5 of 64 comments (clear)

  1. Moo by Chacham · · Score: 5, Funny

    Open Access For Research Gaining Steam

    First steam, maybe they'll get electricity soon?

  2. On the one hand... by Etherwalk · · Score: 5, Insightful

    On the one hand, peer review and editing (things which closed journals often provide) are important. The classic example is the law journal where a misplaced comma cost millions, but it's also important in scientific journals where someone should be asking "does this sentence make sense?"

    On the other hand, why the hell should it cost anything for someone to read the research that their taxpayer dollars are funding? And why should there be gatekeepers of knowledge, or perceived knowledge? My grandfather had a paper that was rejected from the New England Journal of Medicine because he'd done the research before one of the editors, who came out with his own substantially similar paper later. Information should not be subjected to politics--especially information that saves lives. Restricting information increases corruption.

    1. Re:On the one hand... by ChemE · · Score: 5, Informative

      On the one hand, peer review and editing (things which closed journals often provide) are important.... On the other hand, why the hell should it cost anything for someone to read the research that their taxpayer dollars are funding?
      These, however, do not have to be exclusive. For example, the Public Library of Science (Plos) now has a number of journals which are peer reviewed. But they are freely accessible through the internet. In addition the authors maintain the copyright through use of the Creative Commons license. And their goal is to be at the level of Science or Nature. See http://www.plos.org/

    2. Re:On the one hand... by shura57 · · Score: 5, Insightful

      Indeed. The ideal process would be a taxpayer-sponsored publishing. There's some overhead in maintaining the organization, so it's not completely zero cost. However, it must be far lower that what the publishers want us to believe. One could have taxpayer-run electronic publishing, and then allow commercial publishers to print and sell the articles for those who want the nice and shiny paper version (as opposed to printing it yourself).

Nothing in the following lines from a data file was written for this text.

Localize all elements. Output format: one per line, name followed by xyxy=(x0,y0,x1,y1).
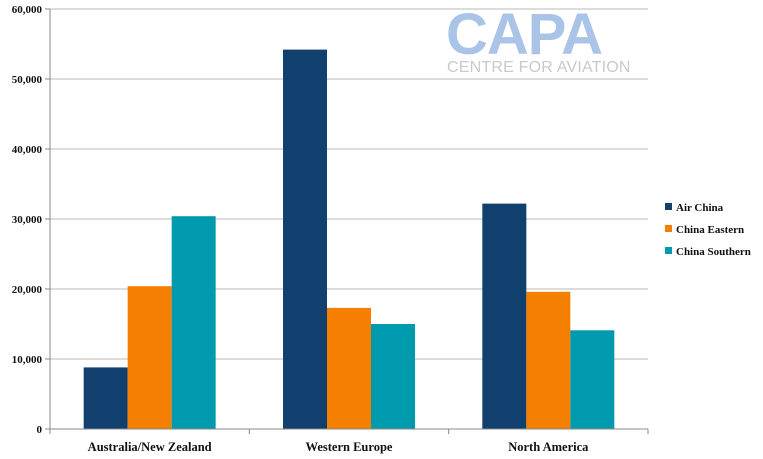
capa-logo: CAPA CENTRE FOR AVIATION xyxy=(446,2,631,76)
x-axis-labels: Australia/New Zealand Western Europe North… xyxy=(88,440,589,454)
bar xyxy=(526,291,571,429)
y-tick-label: 0 xyxy=(37,424,43,436)
legend-swatch xyxy=(665,225,672,232)
bar xyxy=(371,324,415,429)
y-tick-label: 60,000 xyxy=(12,4,43,16)
legend-label: Air China xyxy=(676,202,724,214)
x-tick-label: North America xyxy=(508,440,589,454)
y-tick-label: 10,000 xyxy=(12,354,43,366)
bar xyxy=(327,307,371,429)
bar xyxy=(83,367,128,429)
legend-swatch xyxy=(665,203,672,210)
y-tick-label: 50,000 xyxy=(12,74,43,86)
bar xyxy=(127,286,172,429)
legend-swatch xyxy=(665,247,672,254)
x-tick-label: Australia/New Zealand xyxy=(88,440,212,454)
legend: Air China China Eastern China Southern xyxy=(665,202,751,258)
y-tick-label: 30,000 xyxy=(12,214,43,226)
bar xyxy=(283,49,327,429)
bar xyxy=(570,330,615,429)
x-tick-label: Western Europe xyxy=(306,440,393,454)
logo-sub-text: CENTRE FOR AVIATION xyxy=(447,59,631,76)
logo-main-text: CAPA xyxy=(446,2,602,67)
bar xyxy=(171,216,216,429)
axes xyxy=(49,9,649,434)
y-tick-label: 20,000 xyxy=(12,284,43,296)
y-tick-label: 40,000 xyxy=(12,144,43,156)
legend-label: China Eastern xyxy=(676,224,744,236)
legend-label: China Southern xyxy=(676,246,751,258)
bars xyxy=(83,49,615,429)
bar xyxy=(482,203,527,429)
y-axis-ticks: 0 10,000 20,000 30,000 40,000 50,000 60,000 xyxy=(12,4,50,436)
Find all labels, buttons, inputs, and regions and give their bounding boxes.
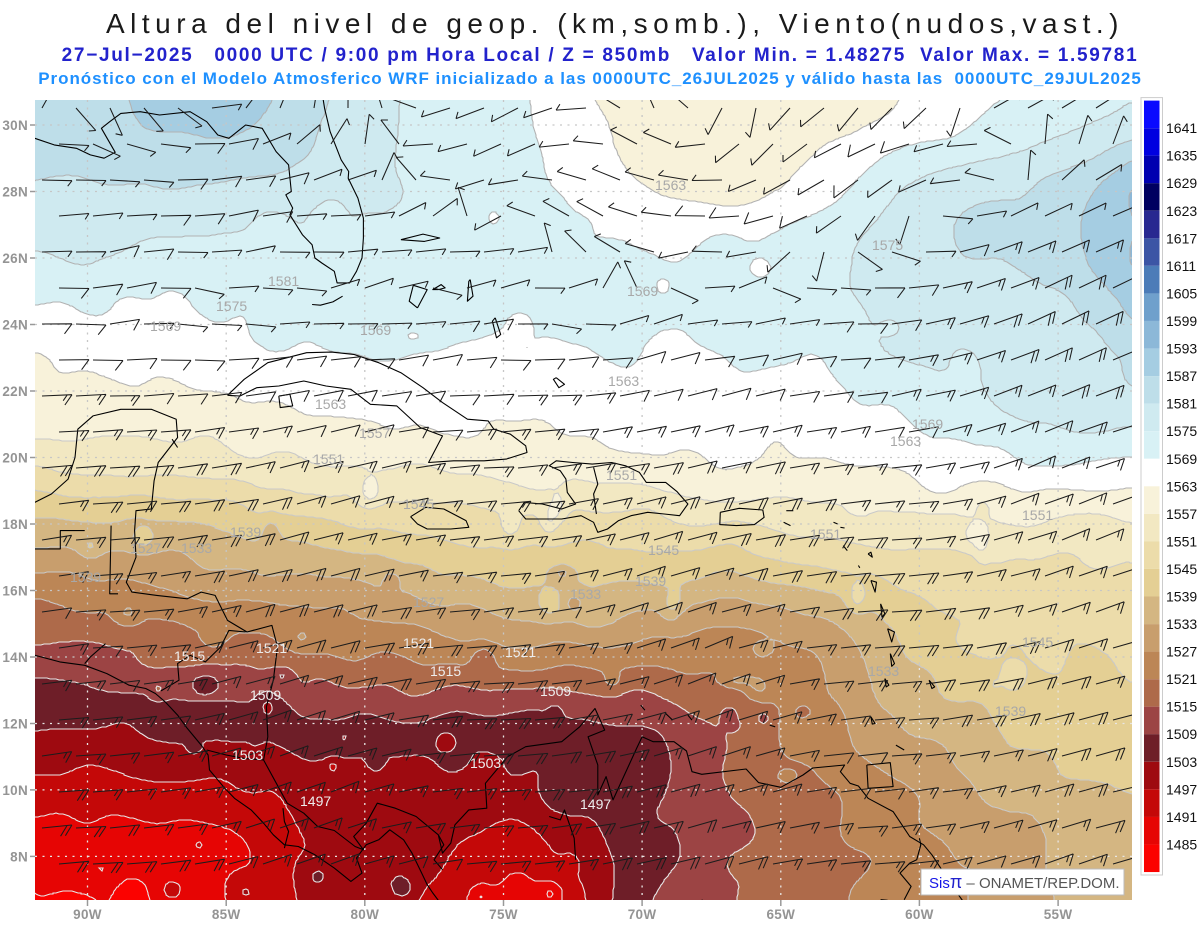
svg-text:1563: 1563	[890, 433, 921, 449]
svg-text:20N: 20N	[2, 451, 28, 466]
svg-text:1521: 1521	[1166, 671, 1197, 687]
svg-text:1569: 1569	[1166, 451, 1197, 467]
svg-text:1623: 1623	[1166, 203, 1197, 219]
svg-text:1551: 1551	[313, 451, 344, 467]
svg-text:1497: 1497	[1166, 781, 1197, 797]
svg-text:90W: 90W	[73, 907, 102, 922]
svg-text:1509: 1509	[1166, 726, 1197, 742]
svg-text:1569: 1569	[627, 283, 658, 299]
svg-text:1599: 1599	[1166, 313, 1197, 329]
svg-text:Altura del nivel de geop. (km,: Altura del nivel de geop. (km,somb.), Vi…	[106, 8, 1124, 39]
svg-text:65W: 65W	[766, 907, 795, 922]
svg-text:1521: 1521	[403, 635, 434, 651]
svg-text:1545: 1545	[1022, 634, 1053, 650]
svg-text:1575: 1575	[872, 237, 903, 253]
svg-text:1515: 1515	[430, 663, 461, 679]
svg-text:1485: 1485	[1166, 837, 1197, 853]
svg-text:1581: 1581	[268, 273, 299, 289]
svg-text:60W: 60W	[905, 907, 934, 922]
svg-text:1503: 1503	[232, 747, 263, 763]
svg-text:8N: 8N	[10, 849, 28, 864]
svg-text:1515: 1515	[174, 648, 205, 664]
svg-text:1533: 1533	[1166, 616, 1197, 632]
svg-text:1521: 1521	[505, 644, 536, 660]
svg-text:30N: 30N	[2, 118, 28, 133]
svg-text:Pronóstico con el Modelo Atmos: Pronóstico con el Modelo Atmosferico WRF…	[38, 69, 1141, 88]
svg-text:1491: 1491	[1166, 809, 1197, 825]
svg-text:1611: 1611	[1166, 258, 1196, 274]
svg-text:1497: 1497	[300, 793, 331, 809]
svg-text:1509: 1509	[250, 687, 281, 703]
svg-text:1617: 1617	[1166, 230, 1197, 246]
svg-text:1533: 1533	[868, 663, 899, 679]
svg-text:22N: 22N	[2, 384, 28, 399]
svg-text:14N: 14N	[2, 650, 28, 665]
svg-text:1545: 1545	[648, 542, 679, 558]
svg-text:1527: 1527	[413, 594, 444, 610]
svg-text:26N: 26N	[2, 251, 28, 266]
svg-text:1629: 1629	[1166, 175, 1197, 191]
svg-text:1539: 1539	[230, 524, 261, 540]
svg-text:1581: 1581	[1166, 396, 1197, 412]
svg-text:1575: 1575	[216, 298, 247, 314]
svg-text:1545: 1545	[1166, 561, 1197, 577]
svg-text:27−Jul−2025 0000 UTC / 9:00: 27−Jul−2025 0000 UTC / 9:00 pm Hora Loca…	[62, 45, 1139, 66]
svg-text:12N: 12N	[2, 717, 28, 732]
svg-text:1503: 1503	[1166, 754, 1197, 770]
svg-text:1551: 1551	[1022, 507, 1053, 523]
svg-text:1575: 1575	[1166, 423, 1197, 439]
svg-text:85W: 85W	[212, 907, 241, 922]
svg-text:80W: 80W	[350, 907, 379, 922]
svg-text:1587: 1587	[1166, 368, 1197, 384]
svg-text:24N: 24N	[2, 318, 28, 333]
svg-text:1563: 1563	[608, 373, 639, 389]
svg-text:1527: 1527	[1166, 644, 1197, 660]
svg-text:1605: 1605	[1166, 285, 1197, 301]
svg-text:1551: 1551	[810, 526, 841, 542]
svg-text:1593: 1593	[1166, 341, 1197, 357]
svg-text:1539: 1539	[995, 703, 1026, 719]
svg-text:1527: 1527	[130, 540, 161, 556]
svg-text:1521: 1521	[256, 640, 287, 656]
svg-text:1539: 1539	[1166, 589, 1197, 605]
svg-text:1539: 1539	[70, 569, 101, 585]
svg-text:1569: 1569	[360, 322, 391, 338]
svg-text:1563: 1563	[1166, 478, 1197, 494]
svg-text:1551: 1551	[1166, 533, 1197, 549]
svg-text:75W: 75W	[489, 907, 518, 922]
svg-text:55W: 55W	[1044, 907, 1073, 922]
svg-text:1545: 1545	[403, 496, 434, 512]
svg-text:10N: 10N	[2, 783, 28, 798]
svg-text:1641: 1641	[1166, 120, 1197, 136]
svg-text:1551: 1551	[606, 467, 637, 483]
svg-text:1509: 1509	[540, 683, 571, 699]
svg-text:1569: 1569	[150, 318, 181, 334]
svg-text:1533: 1533	[570, 586, 601, 602]
svg-text:1563: 1563	[315, 396, 346, 412]
svg-text:1515: 1515	[1166, 699, 1197, 715]
svg-text:28N: 28N	[2, 185, 28, 200]
svg-text:1557: 1557	[1166, 506, 1197, 522]
svg-text:70W: 70W	[628, 907, 657, 922]
svg-text:Sisπ – ONAMET/REP.DOM.: Sisπ – ONAMET/REP.DOM.	[929, 872, 1120, 892]
svg-text:1563: 1563	[655, 177, 686, 193]
svg-text:1557: 1557	[359, 425, 390, 441]
svg-text:16N: 16N	[2, 584, 28, 599]
svg-text:1569: 1569	[912, 416, 943, 432]
svg-text:1503: 1503	[470, 755, 501, 771]
svg-text:1635: 1635	[1166, 148, 1197, 164]
svg-text:1539: 1539	[635, 573, 666, 589]
svg-text:18N: 18N	[2, 517, 28, 532]
svg-text:1533: 1533	[181, 540, 212, 556]
svg-text:1497: 1497	[580, 796, 611, 812]
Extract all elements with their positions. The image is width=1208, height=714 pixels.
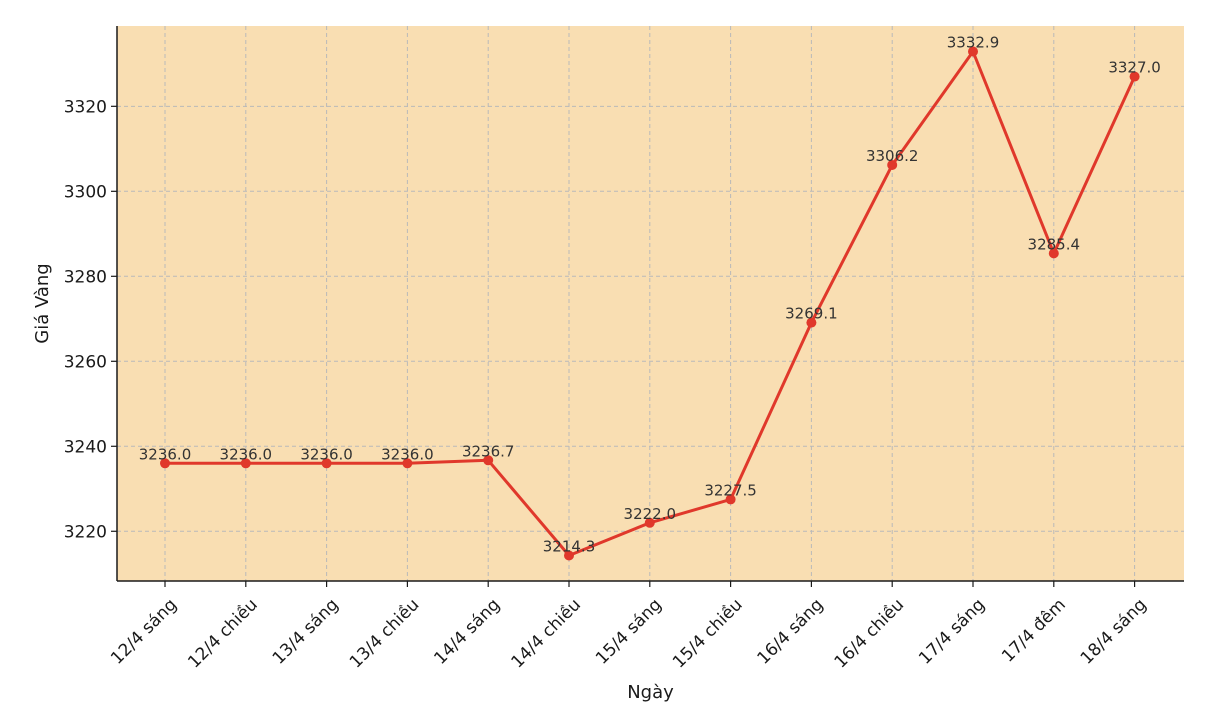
data-point (402, 458, 413, 469)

      What gets me the most is that currently publishers make you sign the copyright waver to transfer rights to them. All such forms that I have seen start with "The copyright law requires that you transfer the copyright..." which is a complete bullshit. I could have held the copyright and just given them permission to publish it once, there's nothing in any law that requires copyright transfer for publishing.

      But if I don't sign that form then I don't get published, and then I don't get funded for research because I have no publications. Catch-22.

  3. FireHose by Bob54321 · · Score: 5, Insightful

    Given the five or so posts pointing out this was a dupe from this morning, who voted for this on FireHose? The status for this article was red indicating many people want this story on the main page. If anything, this shows we should probably give the editors a break... they made only one mistake based on the mistakes of a large number of readers.